Molto utile, da questo punto di vista, lo studio realizzato dalla Fondazione Di Vittorio per la collana Working Paper dal titolo Occupazione e salari dei lavoratori dipendenti quadri in Italia e in Lombardia (2017-2021) e commissionato da Apiqa e Filcams Lombardia. La ricerca è stata condotta sulla base di analisi originali sui dati della Rilevazione sulle forze di lavoro (Rfl) dell’Istat e dell’Inps.

Un identikit

Nel 2021 i quadri in Italia sono stimati pari a 1 milione e 223 mila, il 6,9% dell’occupazione dipendente, più della metà dei quali impegnati nei settori a vocazione pubblica: istruzione, sanità e altri servizi sociali. Nei servizi alle imprese, commercio, informatica, alloggio e ristorazione i quadri sono 177 mila, il 14,5% della totalità dei quadri e il 3,7% della totalità dei dipendenti negli stessi settori.

I quadri si concentrano in poche regioni (uno su cinque risiede in Lombardia e uno su sei nel Lazio), hanno quasi tutti contratti a tempo pieno e indeterminato, si caratterizzano per la formazione universitaria, per le professioni scientifiche e di alta specializzazione, per l’età media relativamente elevata.

La figura del quadro, ci spiega Giuliano Ferrucci, ricercatore della Fdv, “è stata istituita con la legge 190 del 13 maggio 1985. È un lavoratore dipendente che svolge con continuità funzioni di rilevante importanza in azienda e si colloca in posizione intermedia tra dirigente e impiegato. Requisiti e compiti, in alcuni casi direttivi, sono rimandati alla contrattazione collettiva. Va poi sottolineato che In Europa solo in Italia, Francia e Spagna questa figura ha un suo riconoscimento giuridico”.

Proprio per questo forte riferimento alla contrattazione collettiva, commenta Federica Cochi (presidente di Apiqa, l’associazione affiliata alla Cgil che rappresenta le lavoratrici e i lavoratori quadri, professionisti e alte professionalità) “abbiamo bisogno di dati, informazioni, mappature. La funzione di Apiqa è quella di ‘aiutare’ le categorie a rappresentare una fascia di lavoratrici e lavoratori che per la loro collocazione intermedia hanno caratteristiche particolari ma che comunque hanno bisogno del sindacato. E senza conoscenza l’azione sindacale diventa difficile”.

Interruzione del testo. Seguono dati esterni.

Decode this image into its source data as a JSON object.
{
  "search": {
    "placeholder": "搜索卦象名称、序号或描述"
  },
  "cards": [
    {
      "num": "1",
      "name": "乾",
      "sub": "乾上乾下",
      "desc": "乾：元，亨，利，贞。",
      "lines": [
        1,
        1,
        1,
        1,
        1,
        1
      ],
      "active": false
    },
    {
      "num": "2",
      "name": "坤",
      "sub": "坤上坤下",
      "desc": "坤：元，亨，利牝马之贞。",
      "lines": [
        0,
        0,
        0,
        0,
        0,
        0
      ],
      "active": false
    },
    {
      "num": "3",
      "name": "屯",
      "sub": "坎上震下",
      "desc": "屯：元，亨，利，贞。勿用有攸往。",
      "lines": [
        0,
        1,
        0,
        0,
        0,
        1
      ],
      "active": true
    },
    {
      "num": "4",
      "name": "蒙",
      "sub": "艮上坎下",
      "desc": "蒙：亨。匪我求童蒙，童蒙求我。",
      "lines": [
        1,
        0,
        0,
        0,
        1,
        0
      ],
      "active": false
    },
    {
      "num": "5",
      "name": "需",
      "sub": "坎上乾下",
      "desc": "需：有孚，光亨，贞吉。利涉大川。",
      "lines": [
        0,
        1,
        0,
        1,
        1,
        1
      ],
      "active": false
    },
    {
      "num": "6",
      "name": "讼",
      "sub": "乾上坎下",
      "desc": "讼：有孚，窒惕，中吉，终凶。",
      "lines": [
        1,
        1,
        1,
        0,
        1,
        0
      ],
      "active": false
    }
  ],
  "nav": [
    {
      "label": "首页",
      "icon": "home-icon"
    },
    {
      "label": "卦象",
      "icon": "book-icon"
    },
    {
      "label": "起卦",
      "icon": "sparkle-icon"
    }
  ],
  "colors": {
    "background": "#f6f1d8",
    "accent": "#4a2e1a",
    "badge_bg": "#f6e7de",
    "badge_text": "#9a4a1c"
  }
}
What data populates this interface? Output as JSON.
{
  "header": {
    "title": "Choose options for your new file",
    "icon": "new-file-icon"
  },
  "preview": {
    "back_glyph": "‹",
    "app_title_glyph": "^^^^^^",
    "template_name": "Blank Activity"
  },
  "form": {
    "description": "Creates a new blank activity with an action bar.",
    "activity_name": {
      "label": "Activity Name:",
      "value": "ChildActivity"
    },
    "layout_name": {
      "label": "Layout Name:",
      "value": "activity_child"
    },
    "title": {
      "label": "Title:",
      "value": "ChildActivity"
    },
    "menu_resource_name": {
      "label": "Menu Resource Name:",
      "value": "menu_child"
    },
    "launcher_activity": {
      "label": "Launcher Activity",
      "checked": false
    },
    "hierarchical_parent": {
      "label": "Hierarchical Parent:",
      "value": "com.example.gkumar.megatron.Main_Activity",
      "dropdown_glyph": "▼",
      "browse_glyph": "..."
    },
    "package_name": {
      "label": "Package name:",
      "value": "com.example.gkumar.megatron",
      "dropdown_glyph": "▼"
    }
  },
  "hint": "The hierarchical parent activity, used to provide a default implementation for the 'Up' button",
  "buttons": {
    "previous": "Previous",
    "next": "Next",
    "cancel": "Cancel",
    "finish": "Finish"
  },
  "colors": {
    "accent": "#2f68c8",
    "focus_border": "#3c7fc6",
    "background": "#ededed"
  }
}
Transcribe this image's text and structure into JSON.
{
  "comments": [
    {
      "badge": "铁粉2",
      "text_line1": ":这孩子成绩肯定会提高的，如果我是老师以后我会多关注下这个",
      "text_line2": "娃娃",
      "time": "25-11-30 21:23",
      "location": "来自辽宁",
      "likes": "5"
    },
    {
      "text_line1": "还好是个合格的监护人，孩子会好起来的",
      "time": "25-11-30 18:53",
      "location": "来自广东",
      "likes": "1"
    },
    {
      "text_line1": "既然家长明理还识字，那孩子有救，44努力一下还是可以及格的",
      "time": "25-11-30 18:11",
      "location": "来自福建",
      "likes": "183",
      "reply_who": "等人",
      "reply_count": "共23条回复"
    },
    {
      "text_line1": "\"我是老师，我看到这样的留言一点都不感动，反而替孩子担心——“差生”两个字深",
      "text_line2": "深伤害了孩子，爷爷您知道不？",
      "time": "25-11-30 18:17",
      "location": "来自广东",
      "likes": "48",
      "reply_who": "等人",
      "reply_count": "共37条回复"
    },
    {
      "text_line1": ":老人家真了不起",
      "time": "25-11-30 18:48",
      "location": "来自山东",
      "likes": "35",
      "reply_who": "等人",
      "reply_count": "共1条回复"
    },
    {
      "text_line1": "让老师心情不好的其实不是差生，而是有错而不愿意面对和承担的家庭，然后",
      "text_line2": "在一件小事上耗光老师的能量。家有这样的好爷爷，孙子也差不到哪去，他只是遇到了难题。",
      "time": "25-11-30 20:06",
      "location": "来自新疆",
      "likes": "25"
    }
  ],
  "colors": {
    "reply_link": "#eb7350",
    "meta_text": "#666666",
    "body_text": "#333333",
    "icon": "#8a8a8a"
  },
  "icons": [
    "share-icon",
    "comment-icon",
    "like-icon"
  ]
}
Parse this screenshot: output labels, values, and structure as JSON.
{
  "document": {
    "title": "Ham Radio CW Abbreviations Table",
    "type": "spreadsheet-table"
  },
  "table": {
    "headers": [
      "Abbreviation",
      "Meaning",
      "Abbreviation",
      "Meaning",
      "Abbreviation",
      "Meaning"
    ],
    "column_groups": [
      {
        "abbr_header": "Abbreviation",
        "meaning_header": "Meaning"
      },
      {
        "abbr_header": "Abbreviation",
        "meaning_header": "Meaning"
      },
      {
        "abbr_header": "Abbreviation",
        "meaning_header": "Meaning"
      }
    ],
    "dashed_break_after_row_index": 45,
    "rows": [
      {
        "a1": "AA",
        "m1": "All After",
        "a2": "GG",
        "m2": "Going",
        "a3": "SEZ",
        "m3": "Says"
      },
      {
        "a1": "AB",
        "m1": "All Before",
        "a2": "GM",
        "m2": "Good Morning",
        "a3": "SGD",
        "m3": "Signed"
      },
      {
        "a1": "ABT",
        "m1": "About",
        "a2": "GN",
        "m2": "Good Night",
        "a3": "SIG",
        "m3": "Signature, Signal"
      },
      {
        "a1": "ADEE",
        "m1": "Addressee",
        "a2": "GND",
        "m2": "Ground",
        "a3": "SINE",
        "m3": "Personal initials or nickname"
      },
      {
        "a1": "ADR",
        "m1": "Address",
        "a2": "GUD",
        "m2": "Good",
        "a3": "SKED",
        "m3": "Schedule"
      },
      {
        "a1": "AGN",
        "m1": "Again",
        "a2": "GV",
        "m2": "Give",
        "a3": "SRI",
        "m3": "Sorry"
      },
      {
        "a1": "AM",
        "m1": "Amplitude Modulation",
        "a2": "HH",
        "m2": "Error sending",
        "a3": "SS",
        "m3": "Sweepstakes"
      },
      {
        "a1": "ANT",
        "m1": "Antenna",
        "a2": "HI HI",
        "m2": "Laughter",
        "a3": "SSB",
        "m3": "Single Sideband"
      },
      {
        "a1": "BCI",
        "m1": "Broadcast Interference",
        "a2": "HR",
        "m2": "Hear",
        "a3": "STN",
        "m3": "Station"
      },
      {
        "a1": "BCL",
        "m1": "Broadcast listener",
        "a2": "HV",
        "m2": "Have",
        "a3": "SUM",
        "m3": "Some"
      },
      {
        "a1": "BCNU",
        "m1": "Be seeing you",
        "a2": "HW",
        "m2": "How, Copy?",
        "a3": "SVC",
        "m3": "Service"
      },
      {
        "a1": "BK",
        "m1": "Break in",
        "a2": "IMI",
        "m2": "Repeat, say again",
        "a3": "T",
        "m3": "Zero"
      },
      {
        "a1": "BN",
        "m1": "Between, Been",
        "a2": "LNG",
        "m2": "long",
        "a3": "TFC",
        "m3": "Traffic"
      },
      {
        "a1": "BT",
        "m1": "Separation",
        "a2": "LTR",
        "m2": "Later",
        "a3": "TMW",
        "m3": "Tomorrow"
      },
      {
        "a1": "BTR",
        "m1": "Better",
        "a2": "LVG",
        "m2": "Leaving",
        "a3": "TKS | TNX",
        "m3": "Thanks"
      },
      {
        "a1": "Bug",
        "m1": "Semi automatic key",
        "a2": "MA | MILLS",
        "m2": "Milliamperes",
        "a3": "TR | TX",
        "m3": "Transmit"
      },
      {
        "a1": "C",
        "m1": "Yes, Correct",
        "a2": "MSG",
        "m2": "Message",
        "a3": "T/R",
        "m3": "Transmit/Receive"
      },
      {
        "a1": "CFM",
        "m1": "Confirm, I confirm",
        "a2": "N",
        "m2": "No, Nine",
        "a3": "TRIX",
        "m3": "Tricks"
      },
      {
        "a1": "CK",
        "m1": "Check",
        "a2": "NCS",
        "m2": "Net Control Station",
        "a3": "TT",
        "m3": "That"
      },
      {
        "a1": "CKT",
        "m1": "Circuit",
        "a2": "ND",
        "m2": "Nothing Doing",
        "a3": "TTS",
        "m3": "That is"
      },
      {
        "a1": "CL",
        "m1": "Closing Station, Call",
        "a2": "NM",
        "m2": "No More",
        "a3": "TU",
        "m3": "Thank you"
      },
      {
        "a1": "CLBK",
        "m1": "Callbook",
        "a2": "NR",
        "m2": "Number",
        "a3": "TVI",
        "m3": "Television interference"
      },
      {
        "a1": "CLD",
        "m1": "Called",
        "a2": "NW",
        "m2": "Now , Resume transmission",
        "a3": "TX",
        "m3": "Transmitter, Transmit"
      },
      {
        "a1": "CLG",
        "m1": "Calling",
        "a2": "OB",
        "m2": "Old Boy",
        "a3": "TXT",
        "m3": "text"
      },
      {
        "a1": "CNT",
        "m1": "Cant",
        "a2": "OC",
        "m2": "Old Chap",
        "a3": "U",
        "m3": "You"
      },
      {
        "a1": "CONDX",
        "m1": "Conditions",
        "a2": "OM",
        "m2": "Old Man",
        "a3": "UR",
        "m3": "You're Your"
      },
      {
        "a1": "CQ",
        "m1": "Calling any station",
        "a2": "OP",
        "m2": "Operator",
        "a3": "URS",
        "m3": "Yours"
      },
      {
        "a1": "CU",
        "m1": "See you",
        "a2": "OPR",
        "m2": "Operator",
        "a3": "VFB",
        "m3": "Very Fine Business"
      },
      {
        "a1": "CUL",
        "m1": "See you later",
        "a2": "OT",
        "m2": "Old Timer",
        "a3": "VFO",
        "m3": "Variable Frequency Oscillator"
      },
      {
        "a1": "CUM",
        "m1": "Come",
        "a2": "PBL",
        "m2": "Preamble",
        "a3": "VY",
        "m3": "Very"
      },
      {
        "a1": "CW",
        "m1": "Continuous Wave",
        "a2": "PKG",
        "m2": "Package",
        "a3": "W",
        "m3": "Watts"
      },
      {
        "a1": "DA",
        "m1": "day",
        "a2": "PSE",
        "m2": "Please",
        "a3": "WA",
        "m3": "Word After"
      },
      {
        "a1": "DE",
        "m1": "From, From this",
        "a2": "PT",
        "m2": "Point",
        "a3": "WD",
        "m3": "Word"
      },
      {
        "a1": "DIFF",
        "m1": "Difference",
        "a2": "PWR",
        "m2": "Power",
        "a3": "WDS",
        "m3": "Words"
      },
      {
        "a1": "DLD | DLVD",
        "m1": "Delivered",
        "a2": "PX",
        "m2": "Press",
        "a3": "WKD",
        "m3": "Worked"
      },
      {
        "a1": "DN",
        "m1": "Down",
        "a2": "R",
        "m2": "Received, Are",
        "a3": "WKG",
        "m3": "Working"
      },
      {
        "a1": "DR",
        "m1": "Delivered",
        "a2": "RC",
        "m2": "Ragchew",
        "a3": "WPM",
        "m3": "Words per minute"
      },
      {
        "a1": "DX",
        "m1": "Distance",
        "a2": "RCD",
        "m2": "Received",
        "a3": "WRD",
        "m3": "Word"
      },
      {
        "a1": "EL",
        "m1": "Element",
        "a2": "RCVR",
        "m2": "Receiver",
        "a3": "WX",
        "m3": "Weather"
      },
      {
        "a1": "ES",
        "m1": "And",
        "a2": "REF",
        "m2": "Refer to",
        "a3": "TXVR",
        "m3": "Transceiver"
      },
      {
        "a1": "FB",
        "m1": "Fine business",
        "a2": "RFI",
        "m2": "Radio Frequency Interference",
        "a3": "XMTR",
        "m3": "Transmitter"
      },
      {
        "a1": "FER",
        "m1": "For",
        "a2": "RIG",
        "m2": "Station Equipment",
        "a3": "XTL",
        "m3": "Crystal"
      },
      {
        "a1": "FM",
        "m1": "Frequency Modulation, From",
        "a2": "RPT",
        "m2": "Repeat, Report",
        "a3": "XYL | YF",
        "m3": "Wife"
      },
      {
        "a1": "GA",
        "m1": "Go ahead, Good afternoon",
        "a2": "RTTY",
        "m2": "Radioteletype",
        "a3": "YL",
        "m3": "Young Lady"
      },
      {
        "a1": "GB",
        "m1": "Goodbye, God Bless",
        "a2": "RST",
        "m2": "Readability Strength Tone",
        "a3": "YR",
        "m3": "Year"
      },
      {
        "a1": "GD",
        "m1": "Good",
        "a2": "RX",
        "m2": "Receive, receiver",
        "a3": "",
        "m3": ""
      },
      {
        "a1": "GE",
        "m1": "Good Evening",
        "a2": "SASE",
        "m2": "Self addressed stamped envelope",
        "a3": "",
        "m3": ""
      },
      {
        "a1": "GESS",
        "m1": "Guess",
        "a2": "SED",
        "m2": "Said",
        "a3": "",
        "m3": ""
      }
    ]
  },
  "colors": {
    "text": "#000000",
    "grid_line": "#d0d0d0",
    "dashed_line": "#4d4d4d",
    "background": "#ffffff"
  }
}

Da questo punto di vista, questo lavoro è in continuità con la grande ricerca realizzata nei mesi scorsi da Cgil e Fdv sul lavoro dipendente, in cui una sezione importante era dedicata proprio a quadri e alte professionalità.

Dirigente o impiegato?

A lungo la figura del quadro è stata assimilata a quella del dirigente, e quindi vista spesso come una controparte per il sindacato. In realtà se vediamo il capitolo dello studio dedicato ai salari, ci accorgiamo che non è esattamente così. “Le retribuzioni – commenta Cochi –, ancorché più alte di quelle di impiegati e operai, sono meno della metà di quelle dei dirigenti e dunque in una scala sono più vicine a quelle dei primi”. Nel dettaglio, il salario medio di un quadro italiano nel 2021 si è attestato a 65,6 mila euro: 49,4 mila e 40,7 mila euro più di un impiegato e di un operaio, ma inferiore di 79,9 mila euro a quello di un dirigente.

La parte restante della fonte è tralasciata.